In Wilmore's scenario, glucose would be the main energy source in critical patients receiving parenteral nutrition. However, due to its instability in fluids, no glutamine would be present in the infusion fluid used to provide this parenteral nutrition. Therefore, in critical patients on parenteral nutrition, glutamine in the intestine would be obtained by catalyzing muscle, the main store of glutamine in the body. In such patients, however, this intestinal energy source would eventually dry up as the levels of available glutamine were depleted. This would result in thinning of the intestinal wall and immunological failure, which would induce disruption of intestinal defense mechanisms. Thus, the patient's condition would deteriorate and the probability of death increase. This is the essence of Wilmore's Gut–Glutamine theory.

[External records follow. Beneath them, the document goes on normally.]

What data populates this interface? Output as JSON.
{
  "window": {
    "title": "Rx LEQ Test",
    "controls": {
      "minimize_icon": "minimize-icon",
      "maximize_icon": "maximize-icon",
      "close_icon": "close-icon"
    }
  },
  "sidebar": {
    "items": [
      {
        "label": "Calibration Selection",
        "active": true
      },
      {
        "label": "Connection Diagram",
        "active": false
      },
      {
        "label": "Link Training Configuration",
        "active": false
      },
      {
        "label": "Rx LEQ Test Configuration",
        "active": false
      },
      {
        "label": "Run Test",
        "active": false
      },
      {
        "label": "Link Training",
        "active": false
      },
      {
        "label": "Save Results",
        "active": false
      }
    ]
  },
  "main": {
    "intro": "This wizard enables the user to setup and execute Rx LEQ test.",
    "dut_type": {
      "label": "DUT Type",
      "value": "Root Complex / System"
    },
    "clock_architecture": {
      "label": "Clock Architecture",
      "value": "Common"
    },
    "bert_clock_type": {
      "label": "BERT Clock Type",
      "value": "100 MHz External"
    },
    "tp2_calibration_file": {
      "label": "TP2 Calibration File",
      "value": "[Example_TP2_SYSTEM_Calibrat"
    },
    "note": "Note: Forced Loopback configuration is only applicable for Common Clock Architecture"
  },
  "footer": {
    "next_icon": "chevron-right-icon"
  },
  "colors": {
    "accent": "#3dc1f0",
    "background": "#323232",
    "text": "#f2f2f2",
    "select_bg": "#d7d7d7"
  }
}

It should be noted, however, that the basis of this Gut–Glutamine theory is Wilmore's own Question–Answer set, which was “Why are critical patients with low levels of glutamine more likely to die?—Because glutamine is essential for the intestine, and low levels will result in loss of intestinal function (or, in other words, disruption of intestinal defense mechanisms)”. Thus, Wilmore inserted Windmuller's answer to another Question–Answer set to obtain a novel answer to the problem of why such high mortality rates were observed in critical patients with low levels of glutamine. Such creative application of predetermined answers to other problems constitutes knowledge exchange, as it enhances the value of the product of the original Question–Answer set to generate new solutions to formerly intractable problems. Thus, it is clear that this process is essential in utilizing and extrapolating from obtained information and enhancing original values. This directly related to the increase in wealth of that particular academic field. The wealth of an academic field, therefore, needs to be analyzed in these two terms, information gain and knowledge exchange.

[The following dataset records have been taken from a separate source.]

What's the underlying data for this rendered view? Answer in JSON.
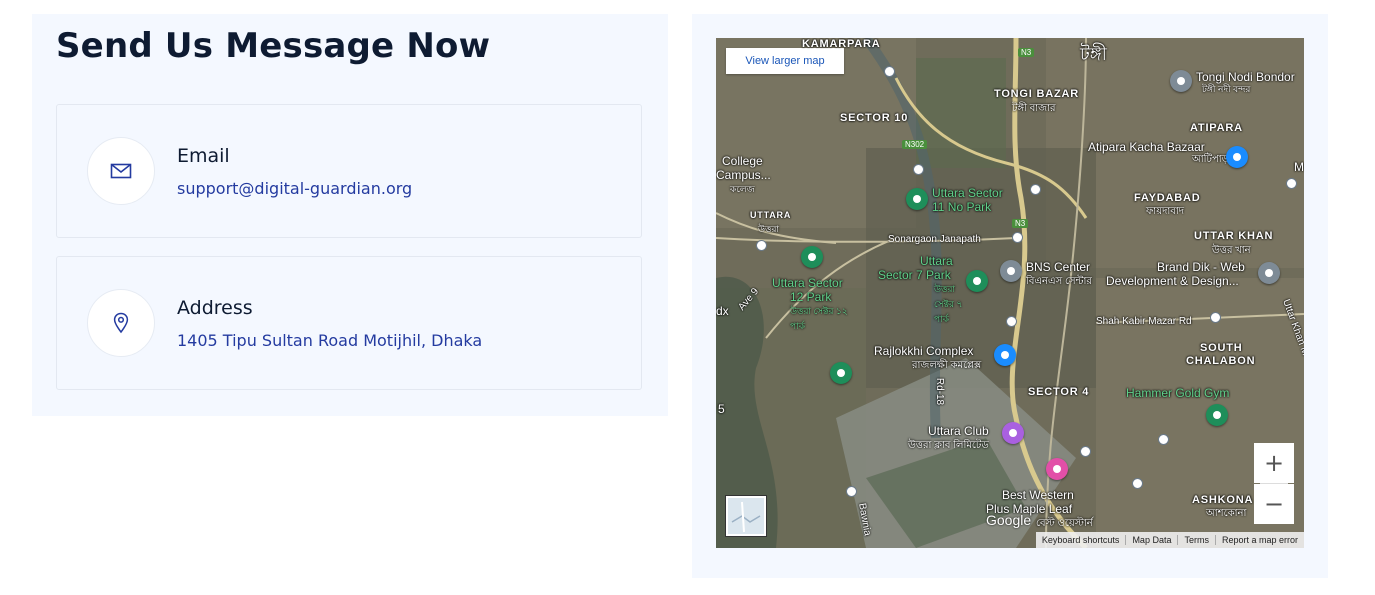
{
  "contact": {
    "heading": "Send Us Message Now",
    "email": {
      "title": "Email",
      "value": "support@digital-guardian.org",
      "icon": "envelope-icon"
    },
    "address": {
      "title": "Address",
      "value": "1405 Tipu Sultan Road Motijhil, Dhaka",
      "icon": "location-pin-icon"
    }
  },
  "map": {
    "view_larger": "View larger map",
    "zoom_in": "+",
    "zoom_out": "−",
    "google": "Google",
    "footer": {
      "shortcuts": "Keyboard shortcuts",
      "map_data": "Map Data",
      "terms": "Terms",
      "report": "Report a map error"
    },
    "labels": {
      "kamarpara": "KAMARPARA",
      "tongi_bn": "টঙ্গী",
      "tongi_nodi": "Tongi Nodi Bondor",
      "tongi_nodi_bn": "টঙ্গী নদী বন্দর",
      "tongi_bazar": "TONGI BAZAR",
      "tongi_bazar_bn": "টঙ্গী বাজার",
      "sector10": "SECTOR 10",
      "atipara": "ATIPARA",
      "atipara_kacha": "Atipara Kacha Bazaar",
      "atipara_kacha_bn": "আটিপাড়া",
      "college": "College",
      "campus": "Campus...",
      "college_bn": "কলেজ",
      "faydabad": "FAYDABAD",
      "faydabad_bn": "ফায়দাবাদ",
      "sector11_a": "Uttara Sector",
      "sector11_b": "11 No Park",
      "uttara": "UTTARA",
      "uttara_bn": "উত্তরা",
      "uttar_khan": "UTTAR KHAN",
      "uttar_khan_bn": "উত্তর খান",
      "sonargaon": "Sonargaon Janapath",
      "bns": "BNS Center",
      "bns_bn": "বিএনএস সেন্টার",
      "brand_a": "Brand Dik - Web",
      "brand_b": "Development & Design...",
      "sector7_a": "Uttara",
      "sector7_b": "Sector 7 Park",
      "sector7_bn": "উত্তরা সেক্টর ৭ পার্ক",
      "sector12_a": "Uttara Sector",
      "sector12_b": "12 Park",
      "sector12_bn": "উত্তরা সেক্টর ১২ পার্ক",
      "ave9": "Ave 9",
      "dx": "dx",
      "shah_kabir": "Shah Kabir Mazar Rd",
      "uttar_khan_rd": "Uttar Khan M",
      "south_chalabon_a": "SOUTH",
      "south_chalabon_b": "CHALABON",
      "rajlokkhi": "Rajlokkhi Complex",
      "rajlokkhi_bn": "রাজলক্ষী কমপ্লেক্স",
      "rd18": "Rd-18",
      "sector4": "SECTOR 4",
      "hammer": "Hammer Gold Gym",
      "uttara_club": "Uttara Club",
      "uttara_club_bn": "উত্তরা ক্লাব লিমিটেড",
      "best_western_a": "Best Western",
      "best_western_b": "Plus Maple Leaf",
      "best_western_bn": "বেস্ট ওয়েস্টার্ন",
      "ashkona": "ASHKONA",
      "ashkona_bn": "আশকোনা",
      "bawnia": "Bawnia",
      "n3a": "N3",
      "n3b": "N3",
      "n302": "N302",
      "m": "M",
      "five": "5"
    }
  },
  "colors": {
    "accent_text": "#243ba0",
    "heading": "#0e1b32",
    "panel_bg": "#f4f8ff"
  }
}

Whereas in other branches of clinical medicine an organ‐focused approach might be preferred, in the field of acute medicine and surgery it is best to have a broad overview of the patient's condition. I believe, therefore, that in this particular field it is important not just to focus on information gain of a particular organ and/or research field, but also on knowledge exchange in a wider field of the science market, as this is an area in which there are boundless opportunities for exploiting the potential of answers from one Question–Answer set in another. Therefore, I would assert that employing every available means, including electronic publishing and secondary publication aimed at overcoming the language barrier, can only increase the wealth of the field of acute care.
In closing this editorial, I would like to introduce some lines from The Wealth of Nations by Adam Smith:
… he intends only his own gain; and he is in this, as in many other cases, led by an invisible hand to promote an end which was no part of his intention.